Damasco está considerada como la ciudad más antigua del mundo y el alfabeto representado en una de las tablillas de Ugarit constituye el primero de la historia. Estamos, por tanto, en el país donde nacieron las primeras religiones y el más antiguo patrimonio lingüístico.

Era viernes en Damasco, día de descanso. Las familias se reunían para beber te, conversar, estar juntas. El autobús nos condujo, a través de una destartalada carretera hasta la cima de un monte. Aquello era una fiesta que se prolongaba desde la misma cima del monte, continuando por ambos arcenes de la carretera hasta concluir en la propia ciudad. Millares de personas celebrando su día de descanso. Los coches aparcados sin orden ni control, mujeres, hombres y niños, sentados en sillas, en el suelo o en pie, disfrutaban de su mutua compañía. No importaba ni el incesante tráfico que circulaba en las dos direcciones ni la gente que se cruzaba de un lado a otro de la carretera. Los automovilistas circulaban con cuidado para no atropellar a nadie. Un caos perfectamente organizado al que los sirios están acostumbrados. Como lo están al deambular por sus calles principales y de pronto, una barra de hierro clavada en la pared puede introducirse en el costado, en el rostro, en una pierna. Como están acostumbrados a caminar entre baches, salvando baldosas sueltas, piedras, un cajón abandonado. Por las calles principales de Damasco se puede sorprender el turista ante un escaparate de ropa interior femenina, atrevidísima, mientras un grupo de mujeres, cubiertas de negro de pies a cabeza miran interesadas y curiosas, apuntando con la mano la ropa interior. Pesadísimas y costosas, pulseras de oro adornan sus muñecas.  Nos dijeron que las mujeres sirias son discretas en la calle y atrevidas en casa, para sus hombres.

En el desierto de Palmira se puede degustar, en un campamento beduino, el mejor cordero del mundo, completamente desgrasado. Allí pudimos comprobar con qué minuciosidad se va despojando la grasa de la carne, una vez asada, con los dedos enfundados en guantes de latex, trocito a trocito. Tras la exquisita cena, el fuego se hace protagonista en medio de la noche y la luna llena, mientras todos bailan al son de la música que no cesa.

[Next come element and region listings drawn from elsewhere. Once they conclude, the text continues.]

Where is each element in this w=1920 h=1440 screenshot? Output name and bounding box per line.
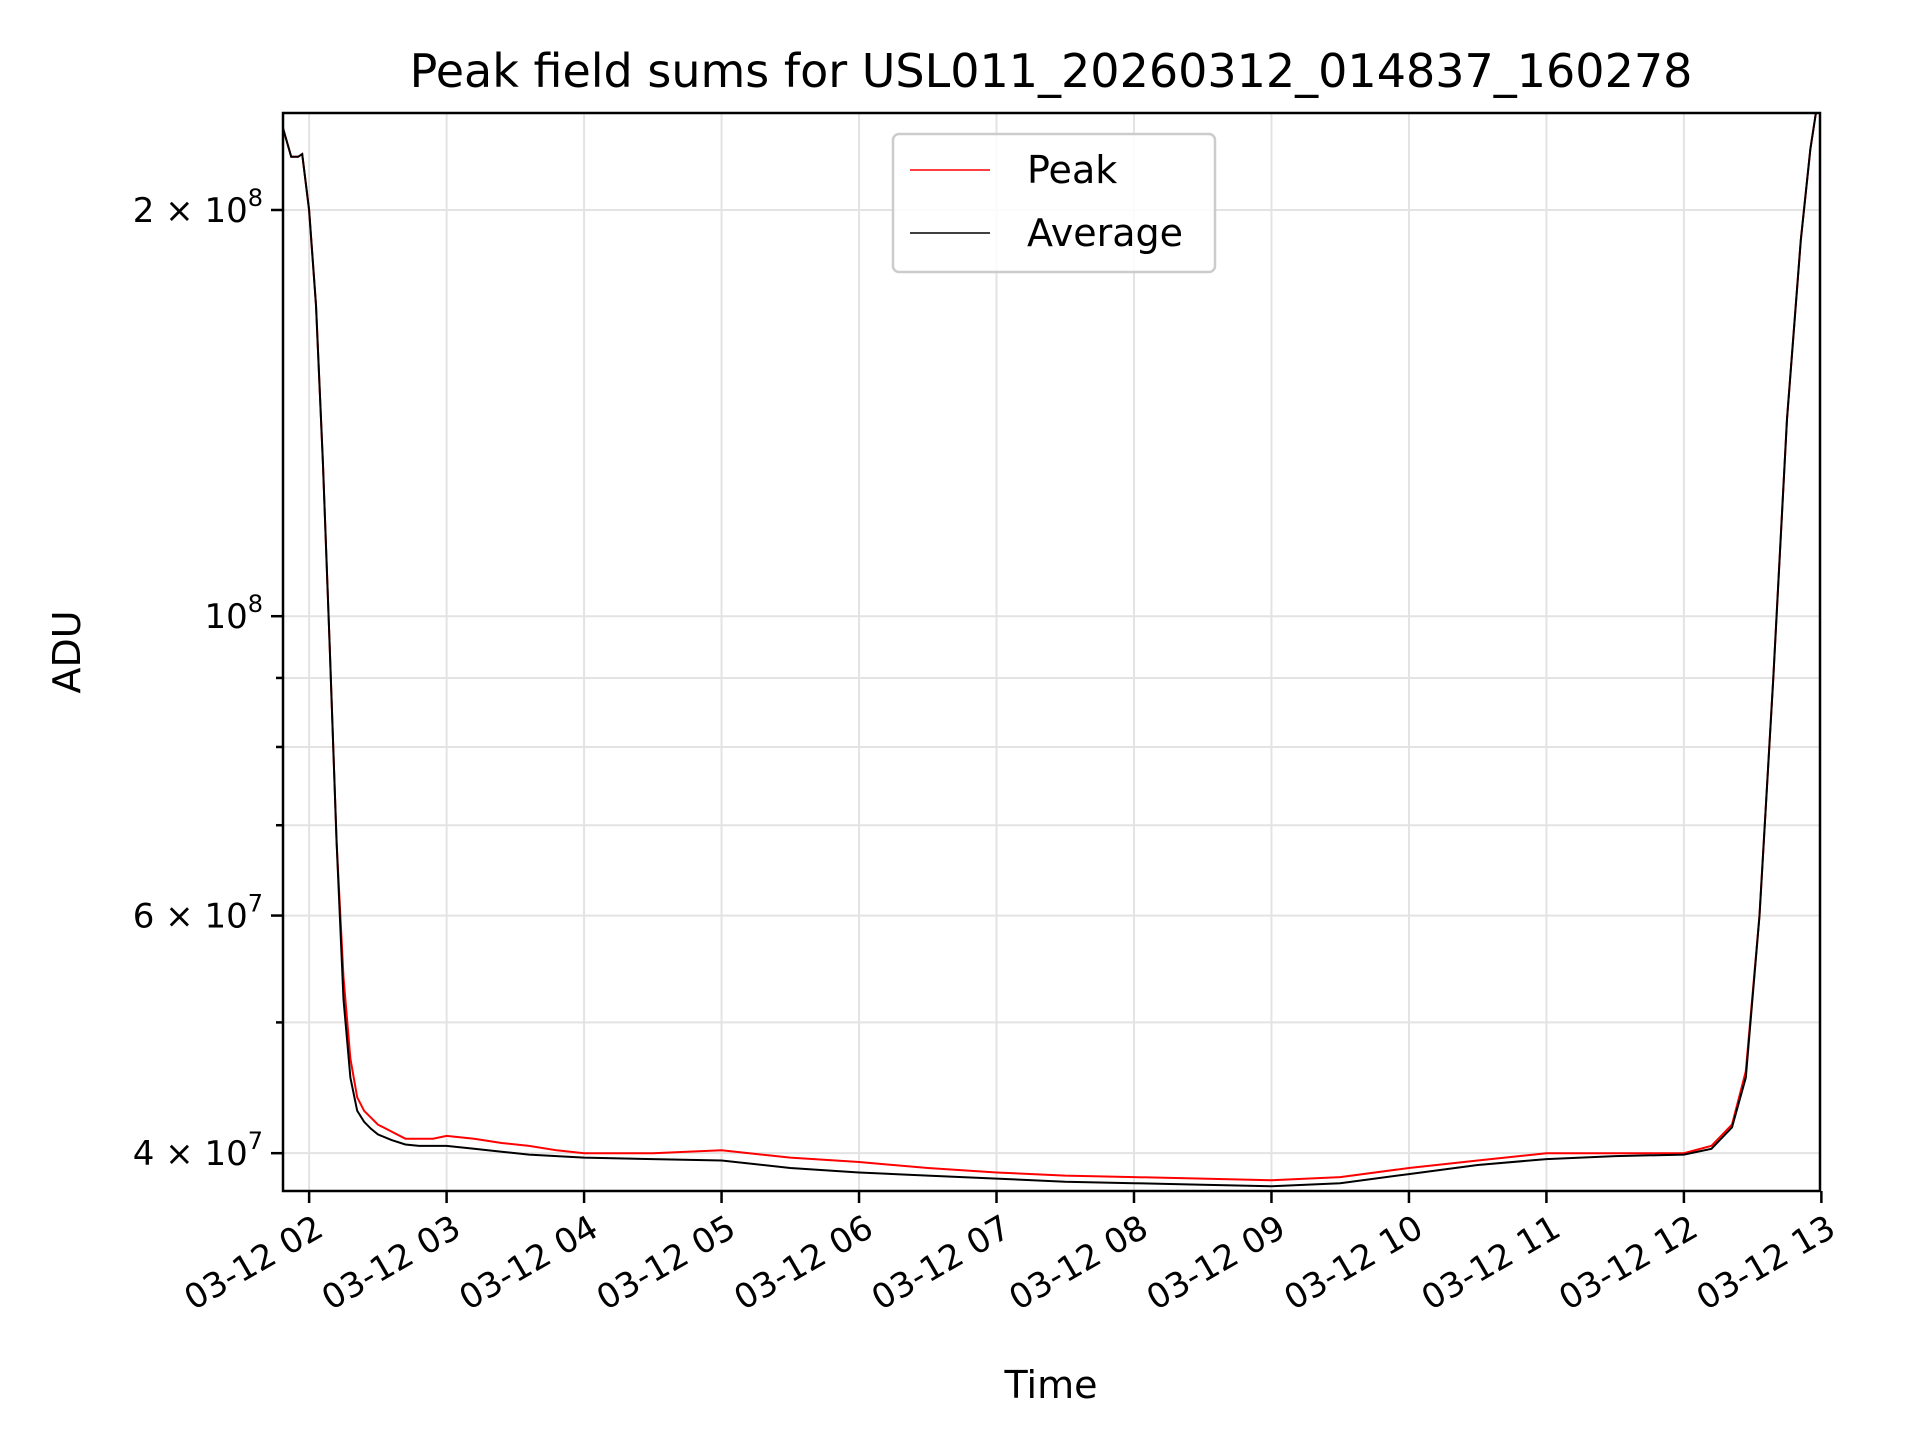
legend: Peak Average <box>891 132 1217 274</box>
legend-average-label: Average <box>1027 211 1183 255</box>
y-tick-label: 108 <box>204 590 263 637</box>
legend-peak-label: Peak <box>1027 148 1117 192</box>
x-axis-label: Time <box>1004 1363 1098 1407</box>
legend-box <box>891 132 1217 274</box>
y-axis-label: ADU <box>45 610 89 693</box>
chart-title: Peak field sums for USL011_20260312_0148… <box>410 44 1693 98</box>
series-lines <box>283 113 1820 1188</box>
series-line-average <box>283 113 1820 1188</box>
y-tick-label: 4 × 107 <box>133 1127 263 1174</box>
plot-frame <box>281 111 1822 1193</box>
y-tick-label: 6 × 107 <box>133 890 263 937</box>
y-tick-label: 2 × 108 <box>133 184 263 231</box>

Son muchas las maravillas que el viajero encuentra en Siria. Las Torres Tumbas, casi tan impresionantes como las Pirámides de Egipto, El teatro de Bosra, el Sarcófago de Rastán, las famosas Norias de Hama, el Crac de los Caballeros, esa imponente fortaleza edificada por los cruzados en su intento de dominar las llanuras de la Beqá, esa tierra libanesa donde se cultivan excelentes vinos, envidia del mundo. El emplazamiento de esta fortaleza, en la cima de un volcán la hace sobresalir entre campos de un verdor sorprendente.

Pero también existe una vida cultural en la que el teatro, la música, el cine o la danza se combinan con el Festival del Algodón o el de la Flor, la equitación, las artes marciales. Todo cabe en este país de ensueño, ahora atribulado por el terror.

Este breve recorrido por Siria es un pequeño esbozo de lo que el viajero puede encontrarse. Desde aquí, mi deseo para que todo vuelva a la normalidad. Pronto.